Muitos currículos enviados, algumas entrevistas agendadas e logo se inicia o momento onde de forma concreta uma nova fase começa. Não dá para negar que a sensação de encarar uma entrevista de emprego após um longo período é aterrorizadora. Inicialmente me propus a encarar pequenas entrevistas, em empresas pequenas para ganhar confiança e prática, aos poucos fui encarando desafios maiores e mais ousados.

Para minha surpresa, após pouco tempo eu estava com uma grande quantidade de entrevistas agendadas em boas empresas e consegui minha recolocação de uma forma muito menos traumática do que eu achava que seria. Não vou me estender e detalhar todo esse processo de entrevistas e conquista de minha recolocação, pois, gostaria de deixar primordialmente algumas lições que aprendi. Acredito que essas lições tem muito mais valor prático para alguém que esteja em situação semelhante do que todo o processo em si. Destaco três aprendizados:

A corda sempre arrebenta para o lado mais fraco

Sinto muito por não ter tomado decisões sérias de mudança mais cedo. Quando falamos de dinheiro o tempo é um fator crítico. Dificilmente prejuízos financeiros serão ressarcidos de forma fácil. Quando vivemos situação de desemprego e atraso de salario é fundamental agilidade na resolução dos problemas. Nem sempre é fácil, mas é importante ter foco e disposição. Isso pode garantir prejuízos financeiros bem menores no futuro.

Vai com medo mesmo

A insegurança é algo bastante natural em situações como a que passei. Em certo ponto de minha jornada no ano passado um grande amigo meu me disse: “para essas coisas é necessário sangue frio”. Foi o que precisava ouvir! Sangue frio para tomada de decisões, sangue frio para realização de entrevistas, sangue frio para tudo naquele momento. Em situações com essa não existe certeza sobre o que pode ou não acontecer. É preciso coragem e otimismo para encarar mudanças.

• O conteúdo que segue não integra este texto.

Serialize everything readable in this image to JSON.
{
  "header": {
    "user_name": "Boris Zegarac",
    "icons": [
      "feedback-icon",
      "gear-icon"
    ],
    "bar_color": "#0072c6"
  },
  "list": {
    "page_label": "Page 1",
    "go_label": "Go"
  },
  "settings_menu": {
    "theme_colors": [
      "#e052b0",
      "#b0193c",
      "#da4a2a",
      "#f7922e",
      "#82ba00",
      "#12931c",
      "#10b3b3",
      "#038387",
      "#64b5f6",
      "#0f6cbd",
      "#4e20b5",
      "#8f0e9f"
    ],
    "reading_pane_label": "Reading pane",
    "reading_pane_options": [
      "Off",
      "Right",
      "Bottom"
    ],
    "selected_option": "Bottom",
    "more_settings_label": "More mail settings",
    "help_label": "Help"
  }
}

Experiência vale muito no mercado de trabalho

Me surpreendi muito com a relativa facilidade que consegui minha nova colocação no mercado de trabalho. Após refletir bastante sobre ocorrido pude concluir que a experiência é algo muito valioso. Saber de fato resolver problemas e ter agilidade para tal é um fator decisivo em processos de seleção, empresas buscam resultados; resultados práticos muitas vezes são muito mais interessantes que currículos acadêmicos de dar inveja com pouca experiência prática. Claro que estudo e atualização é fundamental, ficar parado no mesmo lugar, sem crescimento algum é receita certa para o fracasso.

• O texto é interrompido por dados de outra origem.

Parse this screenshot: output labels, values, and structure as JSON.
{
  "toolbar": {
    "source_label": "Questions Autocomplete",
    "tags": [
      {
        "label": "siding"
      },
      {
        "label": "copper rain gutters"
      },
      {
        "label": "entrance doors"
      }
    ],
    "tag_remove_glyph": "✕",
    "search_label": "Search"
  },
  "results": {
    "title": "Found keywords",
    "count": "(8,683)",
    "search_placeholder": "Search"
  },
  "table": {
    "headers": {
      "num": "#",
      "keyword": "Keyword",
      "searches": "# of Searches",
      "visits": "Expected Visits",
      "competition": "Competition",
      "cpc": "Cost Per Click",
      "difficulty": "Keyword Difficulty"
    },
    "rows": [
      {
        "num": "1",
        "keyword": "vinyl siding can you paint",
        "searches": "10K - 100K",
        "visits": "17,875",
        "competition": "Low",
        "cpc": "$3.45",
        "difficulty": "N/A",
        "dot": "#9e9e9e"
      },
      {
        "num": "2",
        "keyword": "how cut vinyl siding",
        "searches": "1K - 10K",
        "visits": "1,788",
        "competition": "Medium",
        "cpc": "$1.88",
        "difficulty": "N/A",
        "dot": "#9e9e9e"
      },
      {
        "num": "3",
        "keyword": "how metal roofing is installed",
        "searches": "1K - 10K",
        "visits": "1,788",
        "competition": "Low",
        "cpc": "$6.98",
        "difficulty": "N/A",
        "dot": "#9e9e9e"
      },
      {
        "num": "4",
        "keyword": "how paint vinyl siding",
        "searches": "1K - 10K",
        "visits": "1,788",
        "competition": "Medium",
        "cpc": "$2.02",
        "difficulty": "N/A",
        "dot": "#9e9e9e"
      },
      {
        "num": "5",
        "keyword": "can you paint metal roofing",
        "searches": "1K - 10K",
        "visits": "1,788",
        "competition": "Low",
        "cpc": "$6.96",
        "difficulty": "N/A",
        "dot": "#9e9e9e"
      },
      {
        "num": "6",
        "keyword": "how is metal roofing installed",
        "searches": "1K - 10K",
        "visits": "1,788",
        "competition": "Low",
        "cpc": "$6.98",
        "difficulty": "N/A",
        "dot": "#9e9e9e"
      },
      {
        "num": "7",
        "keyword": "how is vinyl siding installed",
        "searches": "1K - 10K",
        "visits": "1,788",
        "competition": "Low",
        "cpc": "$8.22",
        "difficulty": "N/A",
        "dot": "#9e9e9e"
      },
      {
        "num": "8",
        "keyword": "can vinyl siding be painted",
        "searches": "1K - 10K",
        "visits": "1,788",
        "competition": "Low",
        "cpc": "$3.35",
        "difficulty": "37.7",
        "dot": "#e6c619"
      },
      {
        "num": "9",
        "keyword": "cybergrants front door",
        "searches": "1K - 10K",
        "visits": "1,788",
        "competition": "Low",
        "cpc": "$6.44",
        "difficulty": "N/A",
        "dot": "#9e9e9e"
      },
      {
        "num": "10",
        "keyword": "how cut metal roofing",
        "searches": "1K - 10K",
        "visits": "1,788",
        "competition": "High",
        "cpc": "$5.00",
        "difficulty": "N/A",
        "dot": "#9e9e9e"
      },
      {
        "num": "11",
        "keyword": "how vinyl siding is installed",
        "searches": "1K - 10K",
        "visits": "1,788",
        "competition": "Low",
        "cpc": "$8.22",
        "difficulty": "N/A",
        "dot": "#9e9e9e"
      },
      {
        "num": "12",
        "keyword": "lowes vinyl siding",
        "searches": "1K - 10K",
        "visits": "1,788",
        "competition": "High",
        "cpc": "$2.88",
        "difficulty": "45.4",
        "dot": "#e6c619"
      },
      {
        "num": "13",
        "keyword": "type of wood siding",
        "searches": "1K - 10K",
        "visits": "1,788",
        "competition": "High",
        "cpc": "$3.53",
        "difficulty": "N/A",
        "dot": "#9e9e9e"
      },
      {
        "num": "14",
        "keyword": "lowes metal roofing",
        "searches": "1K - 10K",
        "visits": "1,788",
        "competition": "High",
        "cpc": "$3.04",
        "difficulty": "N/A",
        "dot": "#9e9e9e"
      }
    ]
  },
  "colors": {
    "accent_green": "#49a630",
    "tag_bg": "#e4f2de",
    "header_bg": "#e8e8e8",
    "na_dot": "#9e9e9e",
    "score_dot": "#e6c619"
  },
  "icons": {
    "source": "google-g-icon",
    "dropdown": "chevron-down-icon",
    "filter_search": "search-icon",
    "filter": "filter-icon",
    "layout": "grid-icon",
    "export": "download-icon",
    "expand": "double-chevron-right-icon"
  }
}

A escritora chilena Isabel Allende no livro “A Ilha Debaixo do Mar” escreveu algo incrível: Todos temos dentro de nós uma insuspeita reserva de força que emerge quando a vida nos põe à prova. Acredito que pouquíssimas frases poderiam descrever melhor meu ano de 2015. Sim, quando somos postos a prova, descobrimos que somos capazes de muitas coisas, nos surpreendemos com o que podemos realizar e aonde podemos chegar.